Various professionals could assist a person in redefining themselves. It does not have to be a mental professional. Mental professionals only come into play when people start engaging in destructive behaviors that are harmful not only to themselves but also to others. These mental health care professionals (e.g., psychologists, therapists, psychiatrists, psychoanalysts, counselors, etc.) can assist individuals with their needs and struggles. Treatment does not have to be interventionally-based, but can be used as a preventative measure to help people get control over their lives without the influences of others. Other professionals, such as life, spiritual, and relationship coaches, could help individuals get back on track.

When people find themselves going down a slipper-slope, seeking mental professionals help or coaching assistance could elicit a pleasurable experience. It is understood that most people feel as though they can handle the bulk of issues that life throws at them firsthand, but when failing to take the necessary measures or think outside of self, this could result in amplified mental maladies and accruals.  
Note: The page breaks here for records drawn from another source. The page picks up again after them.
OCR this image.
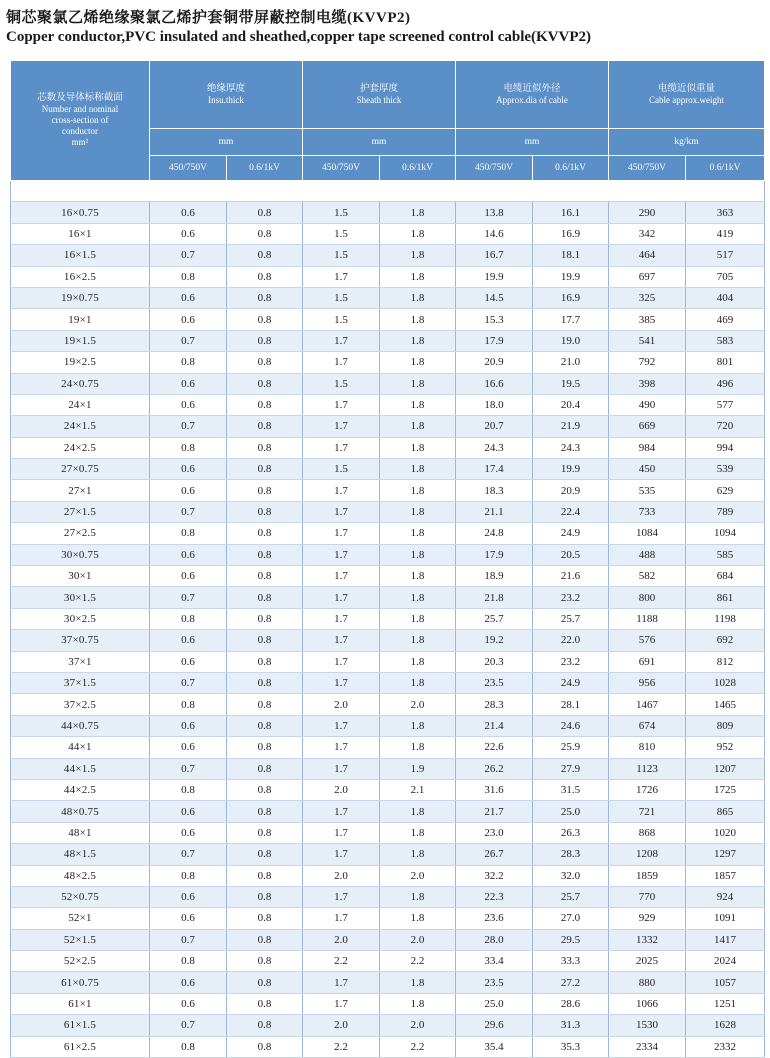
铜芯聚氯乙烯绝缘聚氯乙烯护套铜带屏蔽控制电缆(KVVP2)
Copper conductor,PVC insulated and sheathed,copper tape screened control cable(KVVP2)
芯数及导体标称截面
Number and nominal
cross-section of
conductor
mm²	绝缘厚度
Insu.thick		护套厚度
Sheath thick		电缆近似外径
Approx.dia of cable		电缆近似重量
Cable approx.weight	

	mm		mm		mm		kg/km	
	450/750V	0.6/1kV	450/750V	0.6/1kV	450/750V	0.6/1kV	450/750V	0.6/1kV

16×0.75	0.6	0.8	1.5	1.8	13.8	16.1	290	363
16×1	0.6	0.8	1.5	1.8	14.6	16.9	342	419
16×1.5	0.7	0.8	1.5	1.8	16.7	18.1	464	517
16×2.5	0.8	0.8	1.7	1.8	19.9	19.9	697	705
19×0.75	0.6	0.8	1.5	1.8	14.5	16.9	325	404
19×1	0.6	0.8	1.5	1.8	15.3	17.7	385	469
19×1.5	0.7	0.8	1.7	1.8	17.9	19.0	541	583
19×2.5	0.8	0.8	1.7	1.8	20.9	21.0	792	801
24×0.75	0.6	0.8	1.5	1.8	16.6	19.5	398	496
24×1	0.6	0.8	1.7	1.8	18.0	20.4	490	577
24×1.5	0.7	0.8	1.7	1.8	20.7	21.9	669	720
24×2.5	0.8	0.8	1.7	1.8	24.3	24.3	984	994
27×0.75	0.6	0.8	1.5	1.8	17.4	19.9	450	539
27×1	0.6	0.8	1.7	1.8	18.3	20.9	535	629
27×1.5	0.7	0.8	1.7	1.8	21.1	22.4	733	789
27×2.5	0.8	0.8	1.7	1.8	24.8	24.9	1084	1094
30×0.75	0.6	0.8	1.7	1.8	17.9	20.5	488	585
30×1	0.6	0.8	1.7	1.8	18.9	21.6	582	684
30×1.5	0.7	0.8	1.7	1.8	21.8	23.2	800	861
30×2.5	0.8	0.8	1.7	1.8	25.7	25.7	1188	1198
37×0.75	0.6	0.8	1.7	1.8	19.2	22.0	576	692
37×1	0.6	0.8	1.7	1.8	20.3	23.2	691	812
37×1.5	0.7	0.8	1.7	1.8	23.5	24.9	956	1028
37×2.5	0.8	0.8	2.0	2.0	28.3	28.1	1467	1465
44×0.75	0.6	0.8	1.7	1.8	21.4	24.6	674	809
44×1	0.6	0.8	1.7	1.8	22.6	25.9	810	952
44×1.5	0.7	0.8	1.7	1.9	26.2	27.9	1123	1207
44×2.5	0.8	0.8	2.0	2.1	31.6	31.5	1726	1725
48×0.75	0.6	0.8	1.7	1.8	21.7	25.0	721	865
48×1	0.6	0.8	1.7	1.8	23.0	26.3	868	1020
48×1.5	0.7	0.8	1.7	1.8	26.7	28.3	1208	1297
48×2.5	0.8	0.8	2.0	2.0	32.2	32.0	1859	1857
52×0.75	0.6	0.8	1.7	1.8	22.3	25.7	770	924
52×1	0.6	0.8	1.7	1.8	23.6	27.0	929	1091
52×1.5	0.7	0.8	2.0	2.0	28.0	29.5	1332	1417
52×2.5	0.8	0.8	2.2	2.2	33.4	33.3	2025	2024
61×0.75	0.6	0.8	1.7	1.8	23.5	27.2	880	1057
61×1	0.6	0.8	1.7	1.8	25.0	28.6	1066	1251
61×1.5	0.7	0.8	2.0	2.0	29.6	31.3	1530	1628
61×2.5	0.8	0.8	2.2	2.2	35.4	35.3	2334	2332
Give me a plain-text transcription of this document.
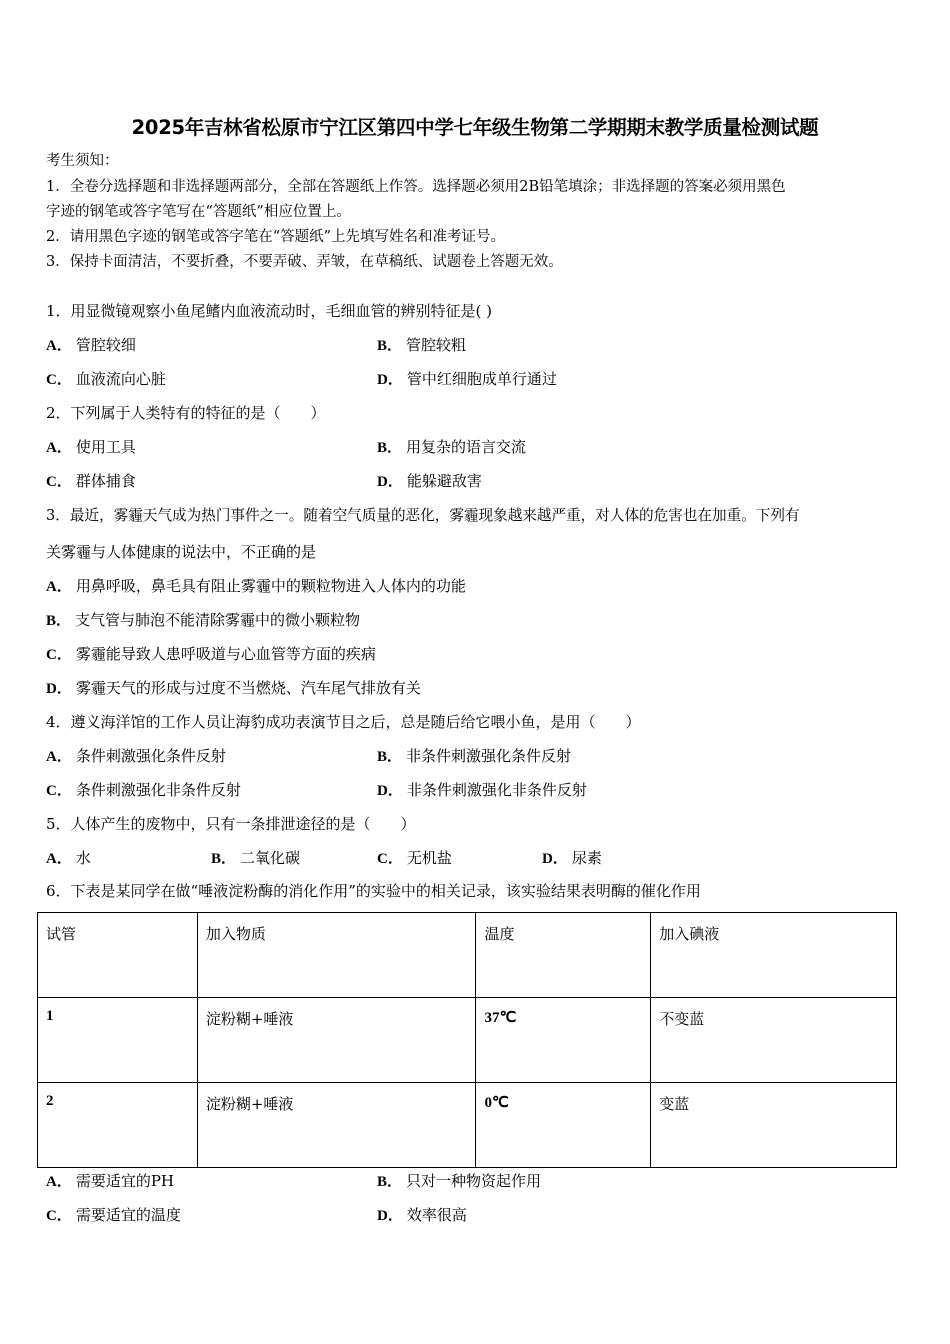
2025年吉林省松原市宁江区第四中学七年级生物第二学期期末教学质量检测试题
考生须知：
1．全卷分选择题和非选择题两部分，全部在答题纸上作答。选择题必须用2B铅笔填涂；非选择题的答案必须用黑色
字迹的钢笔或答字笔写在“答题纸”相应位置上。
2．请用黑色字迹的钢笔或答字笔在“答题纸”上先填写姓名和准考证号。
3．保持卡面清洁，不要折叠，不要弄破、弄皱，在草稿纸、试题卷上答题无效。
1．用显微镜观察小鱼尾鳍内血液流动时，毛细血管的辨别特征是( )
A． 管腔较细	B． 管腔较粗
C． 血液流向心脏	D． 管中红细胞成单行通过
2．下列属于人类特有的特征的是（　　）
A． 使用工具	B． 用复杂的语言交流
C． 群体捕食	D． 能躲避敌害
3．最近，雾霾天气成为热门事件之一。随着空气质量的恶化，雾霾现象越来越严重，对人体的危害也在加重。下列有
关雾霾与人体健康的说法中，不正确的是
A． 用鼻呼吸，鼻毛具有阻止雾霾中的颗粒物进入人体内的功能
B． 支气管与肺泡不能清除雾霾中的微小颗粒物
C． 雾霾能导致人患呼吸道与心血管等方面的疾病
D． 雾霾天气的形成与过度不当燃烧、汽车尾气排放有关
4．遵义海洋馆的工作人员让海豹成功表演节目之后，总是随后给它喂小鱼，是用（　　）
A． 条件刺激强化条件反射	B． 非条件刺激强化条件反射
C． 条件刺激强化非条件反射	D． 非条件刺激强化非条件反射
5．人体产生的废物中，只有一条排泄途径的是（　　）
A． 水	B． 二氧化碳	C． 无机盐	D． 尿素
6．下表是某同学在做“唾液淀粉酶的消化作用”的实验中的相关记录，该实验结果表明酶的催化作用
试管	加入物质	温度	加入碘液
1	淀粉糊+唾液	37℃	不变蓝
2	淀粉糊+唾液	0℃	变蓝
A． 需要适宜的PH	B． 只对一种物资起作用
C． 需要适宜的温度	D． 效率很高
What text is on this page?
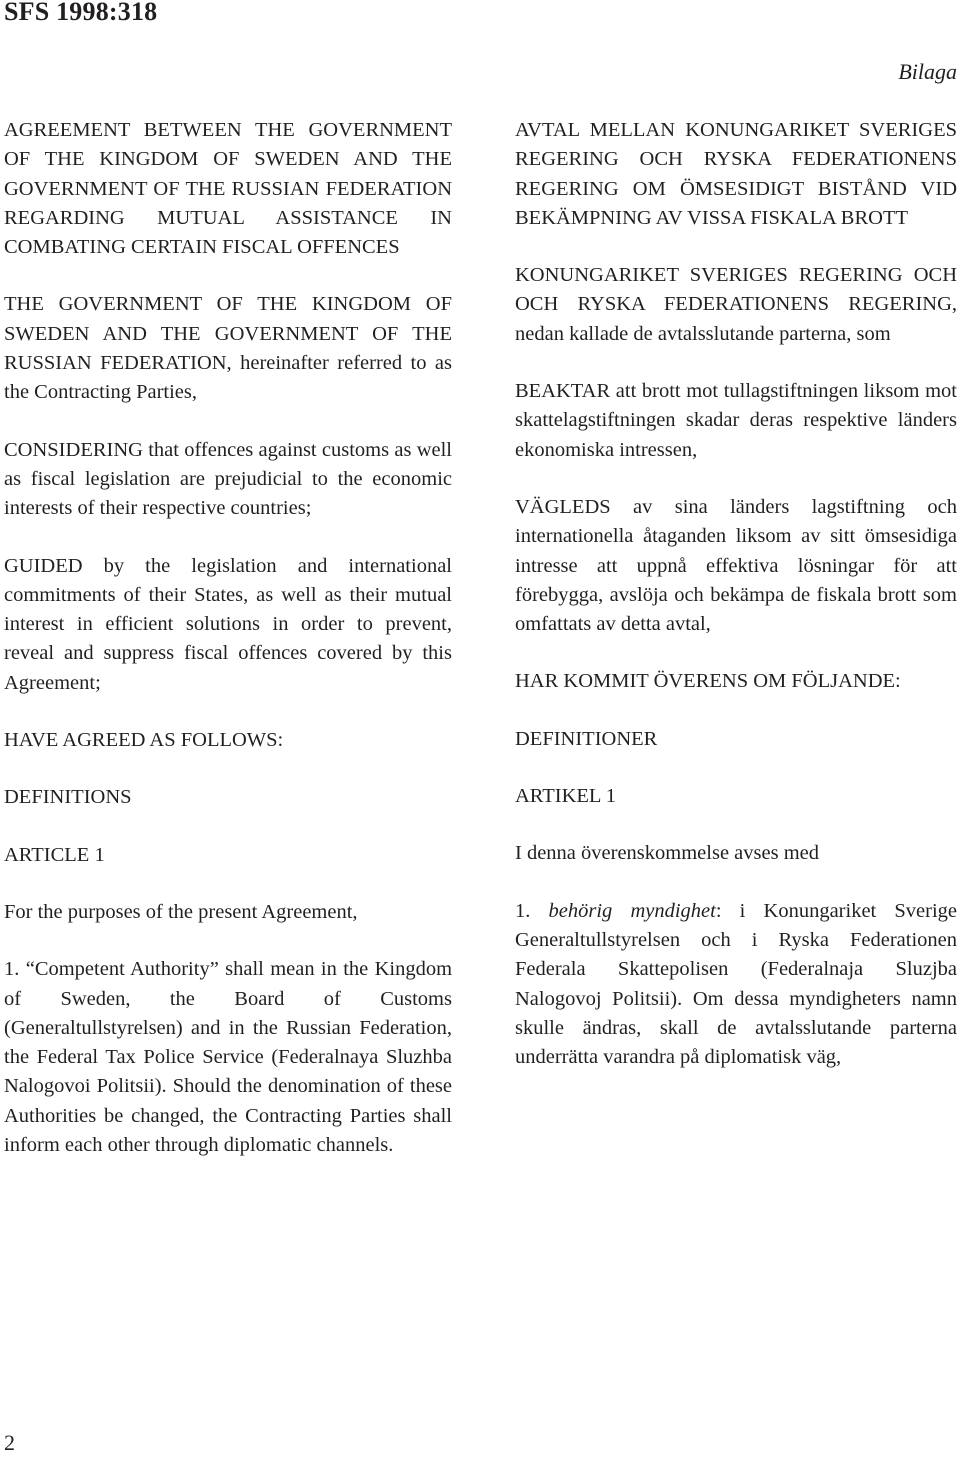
SFS 1998:318
Bilaga

AGREEMENT BETWEEN THE GOVERNMENT OF THE KINGDOM OF SWEDEN AND THE GOVERNMENT OF THE RUSSIAN FEDERATION REGARDING MUTUAL ASSISTANCE IN COMBATING CERTAIN FISCAL OFFENCES

THE GOVERNMENT OF THE KINGDOM OF SWEDEN AND THE GOVERNMENT OF THE RUSSIAN FEDERATION, hereinafter referred to as the Contracting Parties,

CONSIDERING that offences against customs as well as fiscal legislation are prejudicial to the economic interests of their respective countries;

GUIDED by the legislation and international commitments of their States, as well as their mutual interest in efficient solutions in order to prevent, reveal and suppress fiscal offences covered by this Agreement;

HAVE AGREED AS FOLLOWS:

DEFINITIONS

ARTICLE 1

For the purposes of the present Agreement,

1. “Competent Authority” shall mean in the Kingdom of Sweden, the Board of Customs (Generaltullstyrelsen) and in the Russian Federation, the Federal Tax Police Service (Federalnaya Sluzhba Nalogovoi Politsii). Should the denomination of these Authorities be changed, the Contracting Parties shall inform each other through diplomatic channels.

AVTAL MELLAN KONUNGARIKET SVERIGES REGERING OCH RYSKA FEDERATIONENS REGERING OM ÖMSESIDIGT BISTÅND VID BEKÄMPNING AV VISSA FISKALA BROTT

KONUNGARIKET SVERIGES REGERING OCH OCH RYSKA FEDERATIONENS REGERING, nedan kallade de avtalsslutande parterna, som

BEAKTAR att brott mot tullagstiftningen liksom mot skattelagstiftningen skadar deras respektive länders ekonomiska intressen,

VÄGLEDS av sina länders lagstiftning och internationella åtaganden liksom av sitt ömsesidiga intresse att uppnå effektiva lösningar för att förebygga, avslöja och bekämpa de fiskala brott som omfattats av detta avtal,

HAR KOMMIT ÖVERENS OM FÖLJANDE:

DEFINITIONER

ARTIKEL 1

I denna överenskommelse avses med

1. behörig myndighet: i Konungariket Sverige Generaltullstyrelsen och i Ryska Federationen Federala Skattepolisen (Federalnaja Sluzjba Nalogovoj Politsii). Om dessa myndigheters namn skulle ändras, skall de avtalsslutande parterna underrätta varandra på diplomatisk väg,

2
Seeking medical assistance continues to be surrounding by stigma. People do not want to be categorized or labeled as “crazy” or “mentally insane.” However, most people do not realize that engaging in psychoanalysis or talk therapy is a way for individuals to release inner feelings and emotions without judgment and consequence. Therapy and coaching, of all kinds, are based on teaching people how to cope with life happenstances, to control their mental state without the assistance of prescriptions or unprescribed medications, alcohol, or whatever have you. 

There are multiple ways in which situations could be addressed, but it first takes the initiative and wantedness of the individual(s) that is affected. Most people want to be their holistic self, but until they possess absolute control over their entire being, they will continue to be lost at the construct and mental preeminence of others. Lost does not mean being lost entirely. Self-misplacement implies that one has simply lost their path or sight to self- desireability. Being spellbound means that a person has shifted responsibilities to others, and now need to retract the trustworthiness that no longer aligns with your actual being. To become unlost simply means being found. Some may say that this is not as simple as it sounds, and it is not an easy feat. It will take time, self-discipline, self-determination, self-control, and methodically sifting through existing baggage, and systematically removing the surfeit trappings that continue to hold you in dark and murky places. Getting yourself back and self-resurgence can be done, but it has to start with you. It has to start now. Escape from the forlorn, bewildered, and vanished person that currently exists. Become your pure personified, amplified, and organic self that you once were, but do it greater.